I have heard that the Civility Project is not the civility police. I don’t want to come off as the civility police either. However, I recently felt a need to speak up about comments I thought were unfair and uncivil – and I didn’t do so. Now I’m feeling like I didn’t do enough to positively support the situation. At a recent listening session for a local governmental body, a few individuals in the room frequently shouted out negative remarks when others were speaking. It certainly made me uncomfortable, and some others in attendance appeared frustrated. I don’t want to be a passive bystander. I really appreciate the listening sessions and want them to continue.
Truth be told, my initial reaction to your dilemma was to recommend a bouncer or at least a sergeant-at-arms (civility police?) to “handle” the citizens who kept shouting out uncivil remarks when others were speaking during a listening session. As you stated, it is uncomfortable and frustrating, at the very least, when people threaten a process – such as a listening session – designed to enhance citizen participation in government. Thus, the knee-jerk reaction for many of us is to just silence the troublemaker.

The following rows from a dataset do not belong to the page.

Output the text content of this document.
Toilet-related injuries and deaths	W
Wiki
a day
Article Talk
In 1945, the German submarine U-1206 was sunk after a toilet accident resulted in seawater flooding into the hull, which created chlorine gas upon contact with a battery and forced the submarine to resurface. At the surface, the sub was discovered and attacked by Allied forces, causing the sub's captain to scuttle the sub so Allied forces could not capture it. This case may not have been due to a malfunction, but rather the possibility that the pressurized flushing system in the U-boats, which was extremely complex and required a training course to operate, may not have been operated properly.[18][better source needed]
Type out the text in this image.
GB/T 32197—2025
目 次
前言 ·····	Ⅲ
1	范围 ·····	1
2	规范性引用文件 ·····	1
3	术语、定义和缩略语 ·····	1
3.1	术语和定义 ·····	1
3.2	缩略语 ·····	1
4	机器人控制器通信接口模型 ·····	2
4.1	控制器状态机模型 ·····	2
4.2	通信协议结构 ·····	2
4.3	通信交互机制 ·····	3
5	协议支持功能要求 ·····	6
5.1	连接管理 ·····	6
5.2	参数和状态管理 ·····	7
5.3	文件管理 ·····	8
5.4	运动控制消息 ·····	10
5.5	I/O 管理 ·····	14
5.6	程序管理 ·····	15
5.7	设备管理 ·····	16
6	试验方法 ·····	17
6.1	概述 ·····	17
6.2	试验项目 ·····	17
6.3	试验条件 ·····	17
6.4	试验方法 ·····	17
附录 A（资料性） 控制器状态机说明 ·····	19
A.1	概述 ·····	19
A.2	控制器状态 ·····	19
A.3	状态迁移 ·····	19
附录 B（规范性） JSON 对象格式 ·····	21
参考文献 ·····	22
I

Unfortunately, silencing the troublemaker is not the solution to uncivil behavior during listening sessions or any public meetings. Squelching free speech is anathema to democracy. But in a civil society, our right to free speech requires expressing our ideas and beliefs without degrading someone else’s in the process. Otherwise debate degenerates into a useless free-for-all. Listening sessions and all open public meetings need both free speech and civility. Civil discourse and behavior are basic preconditions to any meaningful exchange of ideas.
The solution lies with the expectation that the elected or appointed leadership will create an environment of order and civility in which to effectively conduct business. With all due respect, it is not enough for our elected and appointed leaders to create policy and make decisions. They must also know how to conduct open meetings. And doing that is not easy when fierce and firmly held opinions and beliefs are at stake.

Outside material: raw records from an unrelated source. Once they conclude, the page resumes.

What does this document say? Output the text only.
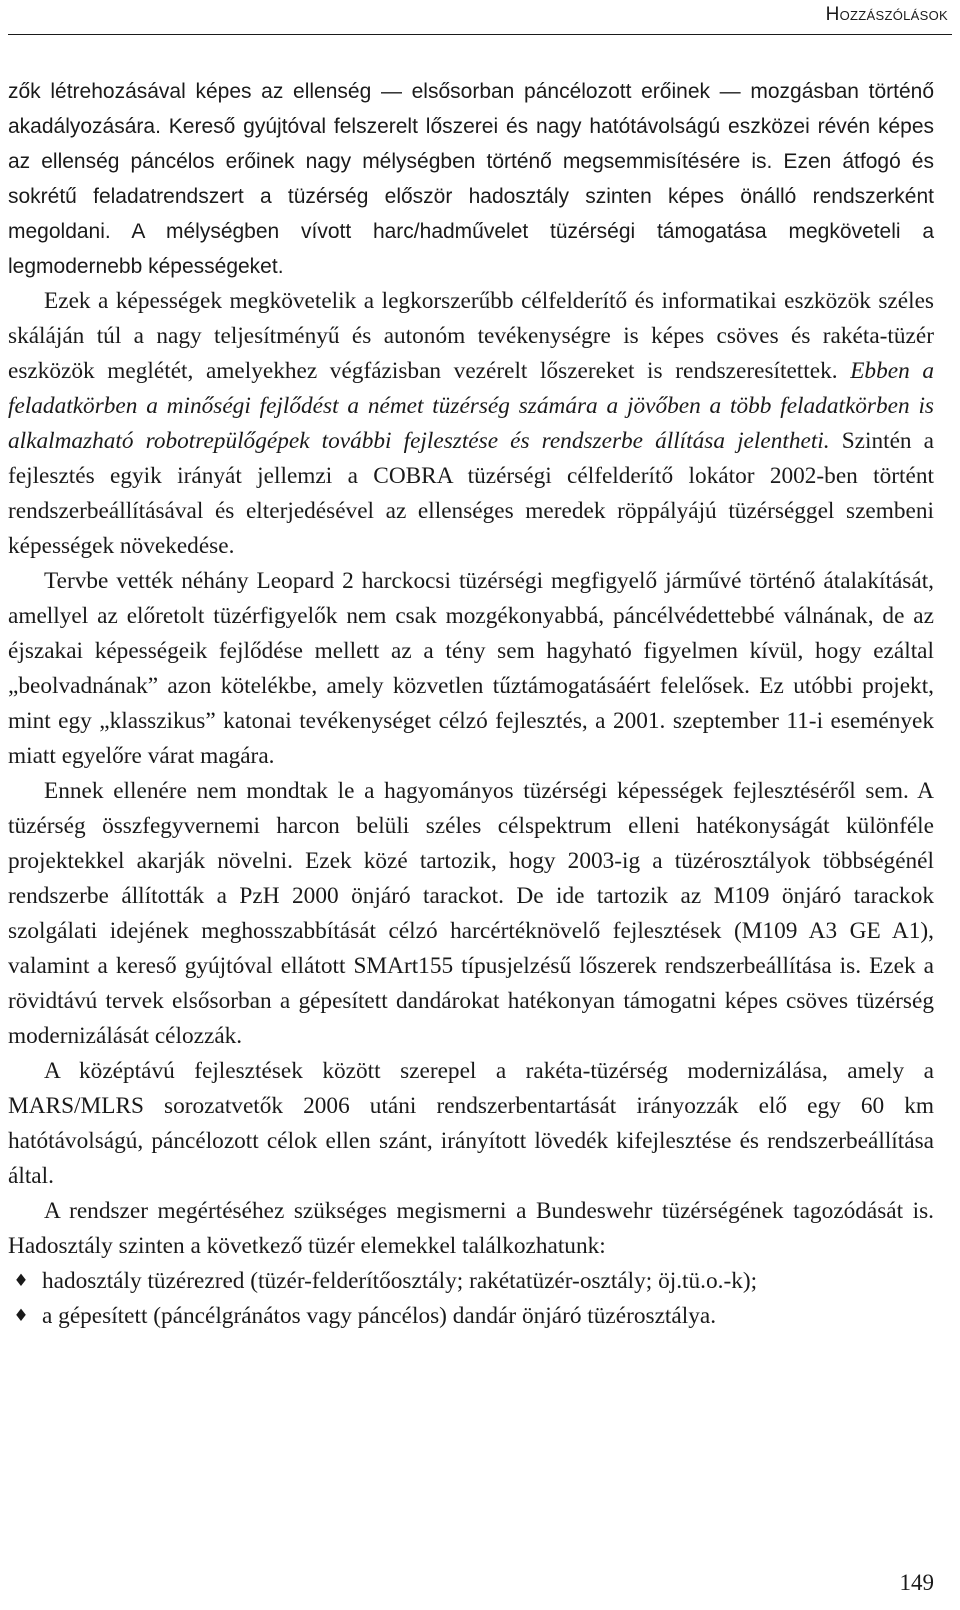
Hozzászólások

zők létrehozásával képes az ellenség — elsősorban páncélozott erőinek — mozgásban történő akadályozására. Kereső gyújtóval felszerelt lőszerei és nagy hatótávolságú eszközei révén képes az ellenség páncélos erőinek nagy mélységben történő megsemmisítésére is. Ezen átfogó és sokrétű feladatrendszert a tüzérség először hadosztály szinten képes önálló rendszerként megoldani. A mélységben vívott harc/hadművelet tüzérségi támogatása megköveteli a legmodernebb képességeket.

Ezek a képességek megkövetelik a legkorszerűbb célfelderítő és informatikai eszközök széles skáláján túl a nagy teljesítményű és autonóm tevékenységre is képes csöves és rakéta-tüzér eszközök meglétét, amelyekhez végfázisban vezérelt lőszereket is rendszeresítettek. Ebben a feladatkörben a minőségi fejlődést a német tüzérség számára a jövőben a több feladatkörben is alkalmazható robotrepülőgépek további fejlesztése és rendszerbe állítása jelentheti. Szintén a fejlesztés egyik irányát jellemzi a COBRA tüzérségi célfelderítő lokátor 2002-ben történt rendszerbeállításával és elterjedésével az ellenséges meredek röppályájú tüzérséggel szembeni képességek növekedése.

Tervbe vették néhány Leopard 2 harckocsi tüzérségi megfigyelő járművé történő átalakítását, amellyel az előretolt tüzérfigyelők nem csak mozgékonyabbá, páncélvédettebbé válnának, de az éjszakai képességeik fejlődése mellett az a tény sem hagyható figyelmen kívül, hogy ezáltal „beolvadnának” azon kötelékbe, amely közvetlen tűztámogatásáért felelősek. Ez utóbbi projekt, mint egy „klasszikus” katonai tevékenységet célzó fejlesztés, a 2001. szeptember 11-i események miatt egyelőre várat magára.

Ennek ellenére nem mondtak le a hagyományos tüzérségi képességek fejlesztéséről sem. A tüzérség összfegyvernemi harcon belüli széles célspektrum elleni hatékonyságát különféle projektekkel akarják növelni. Ezek közé tartozik, hogy 2003-ig a tüzérosztályok többségénél rendszerbe állították a PzH 2000 önjáró tarackot. De ide tartozik az M109 önjáró tarackok szolgálati idejének meghosszabbítását célzó harcértéknövelő fejlesztések (M109 A3 GE A1), valamint a kereső gyújtóval ellátott SMArt155 típusjelzésű lőszerek rendszerbeállítása is. Ezek a rövidtávú tervek elsősorban a gépesített dandárokat hatékonyan támogatni képes csöves tüzérség modernizálását célozzák.

A középtávú fejlesztések között szerepel a rakéta-tüzérség modernizálása, amely a MARS/MLRS sorozatvetők 2006 utáni rendszerbentartását irányozzák elő egy 60 km hatótávolságú, páncélozott célok ellen szánt, irányított lövedék kifejlesztése és rendszerbeállítása által.

A rendszer megértéséhez szükséges megismerni a Bundeswehr tüzérségének tagozódását is. Hadosztály szinten a következő tüzér elemekkel találkozhatunk:

♦ hadosztály tüzérezred (tüzér-felderítőosztály; rakétatüzér-osztály; öj.tü.o.-k);
♦ a gépesített (páncélgránátos vagy páncélos) dandár önjáró tüzérosztálya.
149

For the local governmental body you are referring to, I can think of no better way to equip them with the tools they need than to avail them of the resources of the Door County Civility Project (DCCP).
These resources include DCCP members who share their skills at conducting open meetings and forums. They also conduct “Speak Your Peace” training programs that are tailored to specific group needs. Posters that illustrate the nine tools of civility are readily available for display.
By studying and signing the civility pledge, a governmental body publicly makes the commitment to practice the core principles of civility. Among the positive outcomes, creating a culture of civility at the listening sessions will provide a foundation for dealing with those persons who would try to hijack sessions for their own personal gripes or vendettas.
Do not kick yourself for not speaking up during the listening session. I’m not sure what could have been accomplished in the moment. But you can act now. Gather information and take it to the leadership of the governmental group that held the listening session. Insist on follow-up. Then, you are not a passive bystander.